Devant l’impasse dans les négociations de groupe, le premier ministre Gallant avait été le premier à briser le front commun des provinces et des territoires pour s’entendre avec Ottawa afin d’assurer le versement d’argent frais à temps pour la nouvelle année financière qui débutera le 1er avril.

Au cours des dernières années, les dépenses en santé se sont parfois limitées à des hausses de moins d’un pour cent et ont même connu une décroissance durant certaines années de vache maigre.

«Souvent, on a atteint les cibles budgétaires en bonne partie en remettant à plus tard des décisions comme la construction, la rénovation ou l’achat d’équipement», affirme le directeur général du Conseil de la santé du Nouveau-Brunswick, Stéphane Robichaud, au sujet des années où la croissance des dépenses «a frisé le zéro pour cent».

Toutefois, même si la croissance annuelle du financement en santé à 3,3 % devait se transformer en tendance à long terme, rien n’indique que cela serait suffisant dans l’état actuel du système.

En considérant le vieillissement de la population, l’utilisation accrue des technologies ainsi que l’inflation, le Conseil anticipe une augmentation à long terme des coûts de la santé, au Nouveau-Brunswick, à 4,4 % annuellement.

Parce que ce rythme de croissance n’est «pas viable», selon le Conseil de la santé, Stéphane Robichaud propose une approche pluriannuelle au financement de la santé afin de permettre aux gestionnaires de mieux gérer le système à moindre coût.

«On ne peut pas soutenir 0 % d’augmentation à long terme et on ne peut pas non plus soutenir 4,5 % à long terme», avance Stéphane Robichaud.

«Il faut déterminer quelle est l’approche pluriannuelle, puis forcer le système à gérer les ressources à l’intérieur de ces limites-là.»

La Société médicale du Nouveau-Brunswick espère qu’une partie de ce nouvel argent sera investi dans les soins à domicile pour les aînés.

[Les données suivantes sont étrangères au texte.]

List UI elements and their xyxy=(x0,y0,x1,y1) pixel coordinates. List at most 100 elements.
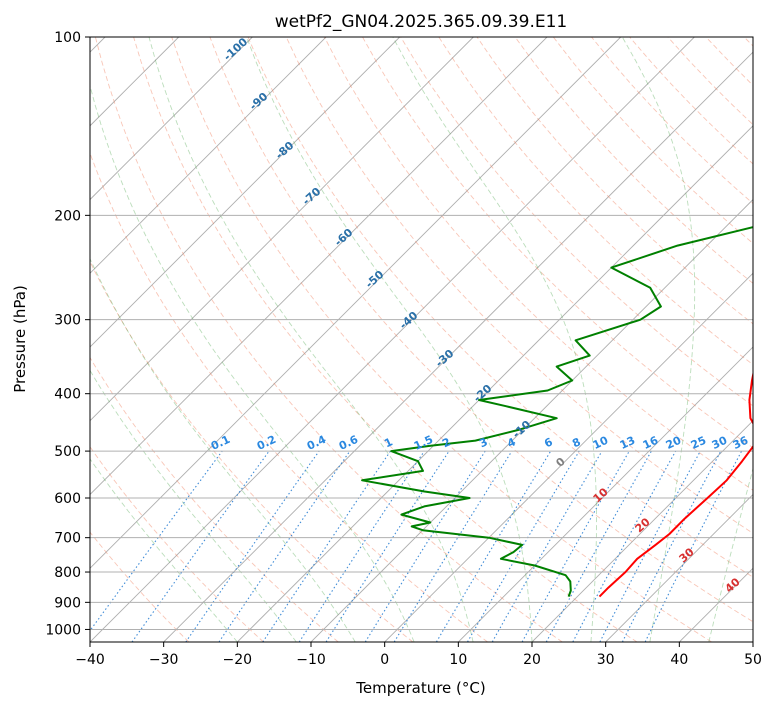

«L’augmentation des budgets en santé est une bonne nouvelle, surtout si ces hausses sont consacrées aux secteurs qui en ont le plus grandement besoin, comme les soins à domicile pour les personnes âgées», avance la présidente des médecins, Dre Lynn Murphy-Kaulbeck.

«Nous sommes d’avis que l’entente fédérale-provinciale sur les transferts en santé, conclue en décembre, fournira les fonds attendus et nécessaires pour les soins aux aînés et la santé mentale.»